Tuesday, July 26, 2005

Leads or not?

A client of mine has a small company that sells a consumer food product. On the web site, there is an offer for free samples. For many months, they would get a few requests for a free sample every week. But recently, they started receiving hundreds of responses. This surprised them and prompted a call to me.

The first thing I recommended was contact some and find out how they heard about the offer. From this, we found out that a web site that lists free offers has picked up on her offer.

This made me worry, as a while back another client had a sweepstakes listed on their web site to win a Palm Pilot. A sweepstakes site found out about this, and listed this. The goal of the sweepstakes was to get leads, and the folks who came from the sweepstakes web site were not potential users of the software product. At that time, the sweepstakes web site listed the direct URL for the sweepstakes offer (not the home page), so we were able to simply rename the URL (www.coname.com/sweepstake.html to www.coname.com/sweepstake2.html), and the link from the sweepstakes site was broken. My first thought was that we might want to do this here.

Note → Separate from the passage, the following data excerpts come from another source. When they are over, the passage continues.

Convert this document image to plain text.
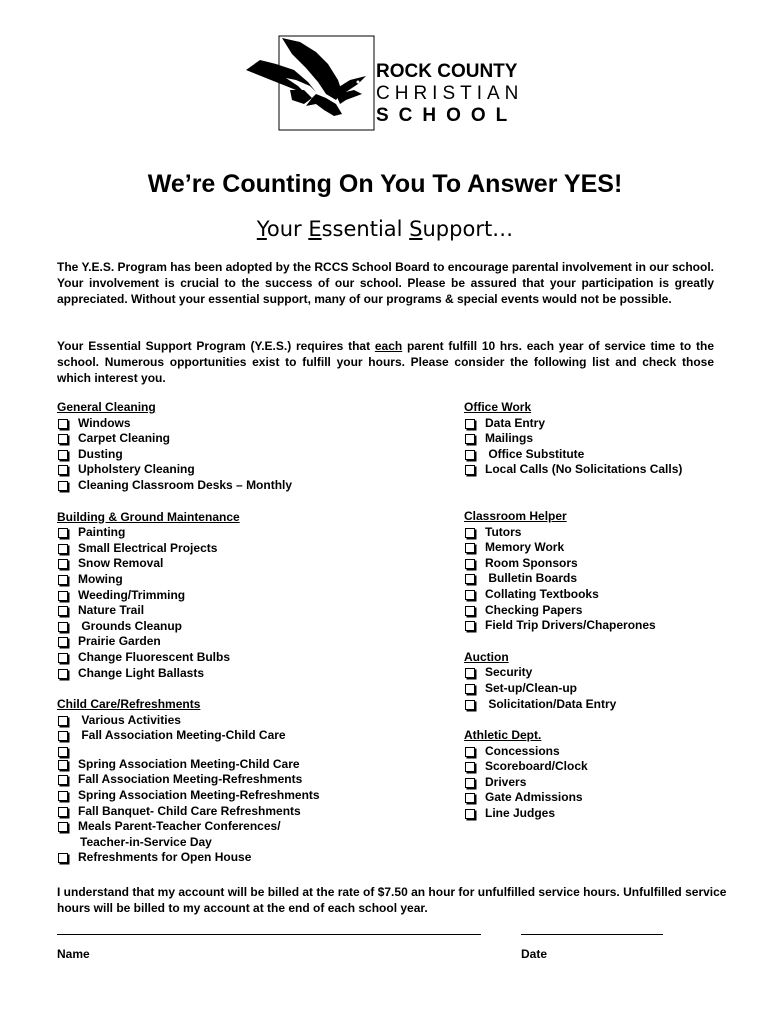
ROCK COUNTY
CHRISTIAN
SCHOOL
We’re Counting On You To Answer YES!
Your Essential Support…
The Y.E.S. Program has been adopted by the RCCS School Board to encourage parental involvement in our school. Your involvement is crucial to the success of our school. Please be assured that your participation is greatly appreciated. Without your essential support, many of our programs & special events would not be possible.
Your Essential Support Program (Y.E.S.) requires that each parent fulfill 10 hrs. each year of service time to the school. Numerous opportunities exist to fulfill your hours. Please consider the following list and check those which interest you.
General Cleaning
Windows
Carpet Cleaning
Dusting
Upholstery Cleaning
Cleaning Classroom Desks – Monthly
Building & Ground Maintenance
Painting
Small Electrical Projects
Snow Removal
Mowing
Weeding/Trimming
Nature Trail
Grounds Cleanup
Prairie Garden
Change Fluorescent Bulbs
Change Light Ballasts
Child Care/Refreshments
Various Activities
Fall Association Meeting-Child Care
Spring Association Meeting-Child Care
Fall Association Meeting-Refreshments
Spring Association Meeting-Refreshments
Fall Banquet- Child Care Refreshments
Meals Parent-Teacher Conferences/
Teacher-in-Service Day
Refreshments for Open House
Office Work
Data Entry
Mailings
Office Substitute
Local Calls (No Solicitations Calls)
Classroom Helper
Tutors
Memory Work
Room Sponsors
Bulletin Boards
Collating Textbooks
Checking Papers
Field Trip Drivers/Chaperones
Auction
Security
Set-up/Clean-up
Solicitation/Data Entry
Athletic Dept.
Concessions
Scoreboard/Clock
Drivers
Gate Admissions
Line Judges
I understand that my account will be billed at the rate of $7.50 an hour for unfulfilled service hours. Unfulfilled service hours will be billed to my account at the end of each school year.
Name	Date
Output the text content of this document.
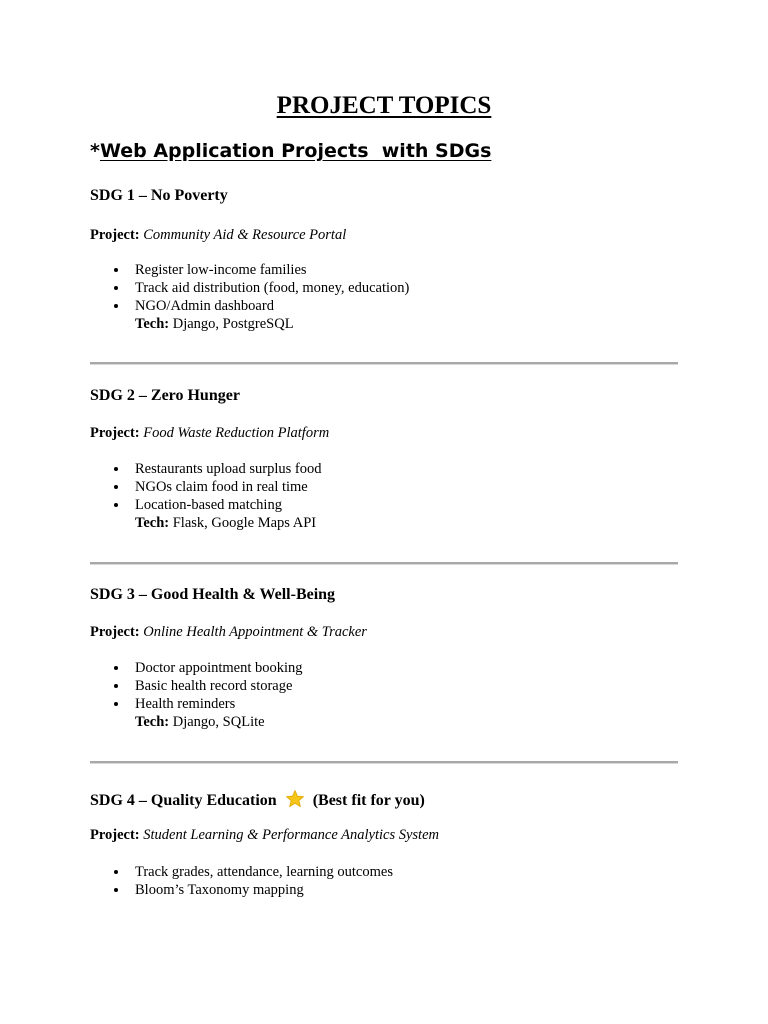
PROJECT TOPICS
*Web Application Projects  with SDGs
SDG 1 – No Poverty
Project: Community Aid & Resource Portal
Register low-income families
Track aid distribution (food, money, education)
NGO/Admin dashboard
Tech: Django, PostgreSQL
SDG 2 – Zero Hunger
Project: Food Waste Reduction Platform
Restaurants upload surplus food
NGOs claim food in real time
Location-based matching
Tech: Flask, Google Maps API
SDG 3 – Good Health & Well-Being
Project: Online Health Appointment & Tracker
Doctor appointment booking
Basic health record storage
Health reminders
Tech: Django, SQLite
SDG 4 – Quality Education (Best fit for you)
Project: Student Learning & Performance Analytics System
Track grades, attendance, learning outcomes
Bloom’s Taxonomy mapping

The goal of the free sample offer is to also get leads. In looking at the names coming in and information provided, it seems that the requests for the free offer could be good leads. So now the challenge is how to arrange it so they can handle this influx of leads, as previously there were so few they did it by hand. Now they are setting up a simple database to handle the information. Along with that, they will track to see if any of these folks go from sample requester to product purchaser.

In addition, we are watching to see if the number of requests slows down. If not, we will likely change their sample request process to one involving an online database (like MySQL), which will allow them to transfer data directly to their PC database, further automating the process.